Las Dos Moreras

Nota del Autor

Allá por el año 1.900 - poco más, poco menos - mi abuelo Ramón que daba una vuelta por la finca miró hacia la capilla del pazo y la vio desamparada y sola, con un entono descarnado y soso. Por entonces todavía no existía el jardín entre la casa y la capilla, que eso aun tardaría más de treinta años y lo haría mí padre con un albañil que se llamaba Salvador. El abuelo, lo que hizo, fue un jardincillo muy apañado delante de la capilla (cuyos restos llegué a conocer) y en él planto dos moreras, una a cada lado de la puerta. En realidad cuando las plantó no tenían ningún empaque. Eran dos palitos con unas hojas verdes en una punta y unos como pelitos marrones en la otra. Y como andaban por allí jugando y mirando dos de sus hijas pequeñas las llamó y les dijo:  

- Mirad, aquella morera va a ser la tuya y esta otra es para ti. 

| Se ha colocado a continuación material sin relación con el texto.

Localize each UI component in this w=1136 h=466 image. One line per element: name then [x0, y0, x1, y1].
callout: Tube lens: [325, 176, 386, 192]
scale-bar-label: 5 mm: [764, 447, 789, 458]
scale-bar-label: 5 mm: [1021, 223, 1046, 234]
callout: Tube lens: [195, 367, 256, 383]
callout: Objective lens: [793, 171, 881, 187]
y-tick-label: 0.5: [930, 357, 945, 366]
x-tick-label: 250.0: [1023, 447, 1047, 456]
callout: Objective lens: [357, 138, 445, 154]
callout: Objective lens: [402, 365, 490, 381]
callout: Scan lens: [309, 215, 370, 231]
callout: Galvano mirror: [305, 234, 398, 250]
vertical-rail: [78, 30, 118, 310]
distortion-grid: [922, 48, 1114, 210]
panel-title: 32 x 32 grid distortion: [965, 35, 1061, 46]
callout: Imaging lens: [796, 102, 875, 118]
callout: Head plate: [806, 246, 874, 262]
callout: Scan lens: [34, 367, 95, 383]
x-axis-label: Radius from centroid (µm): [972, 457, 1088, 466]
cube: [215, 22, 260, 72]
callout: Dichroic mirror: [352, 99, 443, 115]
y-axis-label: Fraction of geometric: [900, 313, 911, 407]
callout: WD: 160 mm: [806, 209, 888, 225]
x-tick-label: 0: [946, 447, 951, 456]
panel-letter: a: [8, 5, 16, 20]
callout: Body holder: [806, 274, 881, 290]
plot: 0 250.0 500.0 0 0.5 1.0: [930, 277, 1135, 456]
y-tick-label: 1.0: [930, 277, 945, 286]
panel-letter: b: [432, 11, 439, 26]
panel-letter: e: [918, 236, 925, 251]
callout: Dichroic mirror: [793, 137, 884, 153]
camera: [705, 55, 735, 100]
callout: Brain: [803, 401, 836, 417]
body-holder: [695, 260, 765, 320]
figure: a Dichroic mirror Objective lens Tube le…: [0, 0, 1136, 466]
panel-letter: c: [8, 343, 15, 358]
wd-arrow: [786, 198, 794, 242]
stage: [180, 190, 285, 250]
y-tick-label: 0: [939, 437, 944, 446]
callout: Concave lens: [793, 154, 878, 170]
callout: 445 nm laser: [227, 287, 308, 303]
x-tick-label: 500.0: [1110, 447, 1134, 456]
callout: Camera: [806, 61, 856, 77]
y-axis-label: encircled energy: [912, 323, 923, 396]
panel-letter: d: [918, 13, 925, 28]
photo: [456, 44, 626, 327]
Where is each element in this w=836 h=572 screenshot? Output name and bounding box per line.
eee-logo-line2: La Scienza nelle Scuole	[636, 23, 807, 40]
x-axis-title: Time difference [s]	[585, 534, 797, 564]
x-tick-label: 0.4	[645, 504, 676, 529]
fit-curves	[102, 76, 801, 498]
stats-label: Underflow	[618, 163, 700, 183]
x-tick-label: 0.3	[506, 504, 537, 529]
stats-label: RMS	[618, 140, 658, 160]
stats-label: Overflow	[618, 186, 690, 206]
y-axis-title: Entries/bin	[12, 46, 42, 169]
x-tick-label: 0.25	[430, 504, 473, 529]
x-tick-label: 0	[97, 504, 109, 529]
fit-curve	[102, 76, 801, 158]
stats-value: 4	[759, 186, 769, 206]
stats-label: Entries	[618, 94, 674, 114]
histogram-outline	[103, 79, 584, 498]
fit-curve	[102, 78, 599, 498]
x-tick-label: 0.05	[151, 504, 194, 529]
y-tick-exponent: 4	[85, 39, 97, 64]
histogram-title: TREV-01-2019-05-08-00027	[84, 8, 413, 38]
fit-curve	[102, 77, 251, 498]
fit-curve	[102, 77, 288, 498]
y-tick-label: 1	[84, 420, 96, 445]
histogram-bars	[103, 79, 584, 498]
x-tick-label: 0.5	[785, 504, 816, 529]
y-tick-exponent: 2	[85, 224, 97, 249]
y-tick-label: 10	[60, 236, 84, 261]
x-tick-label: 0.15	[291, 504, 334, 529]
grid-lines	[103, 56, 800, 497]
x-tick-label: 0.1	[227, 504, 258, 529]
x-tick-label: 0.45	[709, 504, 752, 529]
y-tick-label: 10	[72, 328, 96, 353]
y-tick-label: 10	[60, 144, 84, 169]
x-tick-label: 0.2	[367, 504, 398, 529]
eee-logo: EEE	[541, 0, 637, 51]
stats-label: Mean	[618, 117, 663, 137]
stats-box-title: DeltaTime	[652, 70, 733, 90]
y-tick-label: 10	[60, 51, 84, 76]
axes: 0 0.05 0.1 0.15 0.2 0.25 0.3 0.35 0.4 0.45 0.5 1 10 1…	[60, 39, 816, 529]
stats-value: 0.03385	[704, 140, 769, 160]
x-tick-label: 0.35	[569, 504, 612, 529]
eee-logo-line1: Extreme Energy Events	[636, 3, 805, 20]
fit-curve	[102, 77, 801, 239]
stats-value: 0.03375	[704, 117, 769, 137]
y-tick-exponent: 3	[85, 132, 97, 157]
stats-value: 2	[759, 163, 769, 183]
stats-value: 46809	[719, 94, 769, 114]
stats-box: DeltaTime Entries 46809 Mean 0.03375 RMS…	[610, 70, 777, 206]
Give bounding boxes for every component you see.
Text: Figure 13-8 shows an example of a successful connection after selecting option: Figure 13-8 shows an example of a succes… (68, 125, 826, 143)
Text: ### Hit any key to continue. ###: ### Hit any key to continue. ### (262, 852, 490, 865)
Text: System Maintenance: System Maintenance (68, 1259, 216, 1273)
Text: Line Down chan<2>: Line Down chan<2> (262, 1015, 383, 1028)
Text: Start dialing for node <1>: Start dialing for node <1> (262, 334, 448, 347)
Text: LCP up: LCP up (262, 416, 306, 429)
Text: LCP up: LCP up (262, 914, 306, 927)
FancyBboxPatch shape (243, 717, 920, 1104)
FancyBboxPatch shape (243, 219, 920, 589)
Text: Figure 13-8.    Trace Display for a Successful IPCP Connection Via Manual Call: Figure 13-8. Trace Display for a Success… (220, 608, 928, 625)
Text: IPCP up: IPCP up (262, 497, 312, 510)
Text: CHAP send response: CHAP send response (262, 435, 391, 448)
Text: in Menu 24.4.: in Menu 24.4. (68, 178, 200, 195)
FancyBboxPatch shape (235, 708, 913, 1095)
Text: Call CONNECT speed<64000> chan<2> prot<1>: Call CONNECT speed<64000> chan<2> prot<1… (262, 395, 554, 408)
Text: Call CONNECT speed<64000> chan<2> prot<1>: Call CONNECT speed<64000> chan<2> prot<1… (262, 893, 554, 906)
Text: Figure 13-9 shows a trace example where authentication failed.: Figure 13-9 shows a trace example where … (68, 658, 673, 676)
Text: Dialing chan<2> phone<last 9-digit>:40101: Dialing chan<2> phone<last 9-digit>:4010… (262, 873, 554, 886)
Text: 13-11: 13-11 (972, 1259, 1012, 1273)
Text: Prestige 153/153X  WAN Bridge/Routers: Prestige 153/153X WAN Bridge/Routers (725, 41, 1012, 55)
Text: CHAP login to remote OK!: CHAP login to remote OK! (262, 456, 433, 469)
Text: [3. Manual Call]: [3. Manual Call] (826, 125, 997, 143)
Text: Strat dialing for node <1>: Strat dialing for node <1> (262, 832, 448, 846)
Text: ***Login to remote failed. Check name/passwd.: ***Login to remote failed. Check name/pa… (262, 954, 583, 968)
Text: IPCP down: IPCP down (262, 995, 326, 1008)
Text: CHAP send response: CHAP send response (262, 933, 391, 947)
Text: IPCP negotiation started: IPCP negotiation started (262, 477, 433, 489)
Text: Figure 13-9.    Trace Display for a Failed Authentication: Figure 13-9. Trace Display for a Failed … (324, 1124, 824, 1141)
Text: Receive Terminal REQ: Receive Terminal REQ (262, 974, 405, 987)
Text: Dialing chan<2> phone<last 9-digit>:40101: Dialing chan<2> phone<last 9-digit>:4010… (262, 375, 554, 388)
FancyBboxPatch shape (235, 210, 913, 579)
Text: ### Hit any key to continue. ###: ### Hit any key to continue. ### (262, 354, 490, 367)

Sus hijas eran, en versión mínima, lo que con los años llegarían a ser la tía Carmiña y su hermana ltha, mi madre. Y las moreras hicieron lo que ellas saben hacer: echar muchas ramas, muchas hojas, engordar y crecer. Como crecer, crecieron demasiado. Se hacía necesaria una poda que contuviera aquellas ansias de expansión desorbitada, pero mi madre sufría siempre viendo quitarle a un árbol las ramas que había criado. Le parecía que era como quitarle los hijos a una madre.    

Y naturalmente tuvo que ocurrir. Porque eran unos árboles enormes, frondosos, gigantescos, desproporcionadamente grandes para aquellos troncos que parecían asombrarse de lo que habían criado, aquellos cientos y cientos de ramas altas que dejaban caer en cascadas las hojas enormes hasta casi rozar el suelo.   ¡Qué frescor el de su sombra! ¡Qué obra tan maravillosa!

 Pero llegó el temporal de todos los años y una de las moreras no aguantó la fuerza de aquellos vientos: era demasiado velamen para un solo palo.  

Por aquellos tiempos moría la tía Camiña agotada también por el peso de su soledad y de su vida trágica: demasiada vela, pienso yo, para su frágil palo. Demasiado para las dos.  

Guardo un recuerdo de aquella morera porque un día pinté un óleo pequeñito desde debajo de ella, y se ve el tronco y la cascada de hojas que yo reduje muchísimo para que se pudiera ver detrás el paisaje lluvioso y el maizal cercano.  

Pero la otra morera aguantó más y se extendió tanto que su sombra se apoderó de la sombra que había cubierto su vecina. Cuando llegó el año 1.986 celebramos debajo de ella el noventa cumpleaños de ltha, a quién ya no llamábamos mamá porque era la abuela desde hacía muchos años. Y bajo la única morera, a su sombra, nos reunimos a comer más de cien personas entre hijos, nietos, biznietos, sobrinos y los hijos de éstos y sus nietos, y aun vino una banda de música - que sonaba muy bien - del pueblito de Areas y se metió también en la sombra de la morera.  

Y murió la abueliña. La morera aguantó unos años, muy pocos, Porque había que podarla y mi hermana no quería, Decía:  

- Es que mamá, eso de cortarle ramas...  

Así se quedó hasta que otro fuerte ventarrón no tuvo piedad de ella. Porque tenía, como la abueliña, casi cien años de vida, muchas ramas, muchas hojas cayendo en cascada hasta casi rozar la tierra. Igual que la abuela, que eran muchos los hijos, muchos los nietos y los biznietos, y muchos los años, y era tiempo de irse con los que se habían ido antes que ella. Se fueron juntas, primero la abuela, después, enseguida, la morera.  

Por eso digo que ahora sí sé cual de las dos moreras era de la tía Carmiña y cual era la de mi madre. Lo sé, sí pero...  

Ahora ya los niños no gritan:  

-¡Mamá! ¡Que nos vamos a las moreras, a jugar!    

Ni los mayores nos preparamos una "queimada" para tomarla en cuenquitos de barro, quemando aun, y fumando como carreteros. Ya no va la abuela a sentarse a la sombra de su morera para hacer sus eternas colchas de ganchillo. Porque ahora, como dijo mi hija María, está: 

"Tejiendo con sus manos viejas que no tiemblan, una colcha de perlé para el Niño."  

Ahora, sin las dos moreras, Lira ya no es la misma: ¡algo le falta!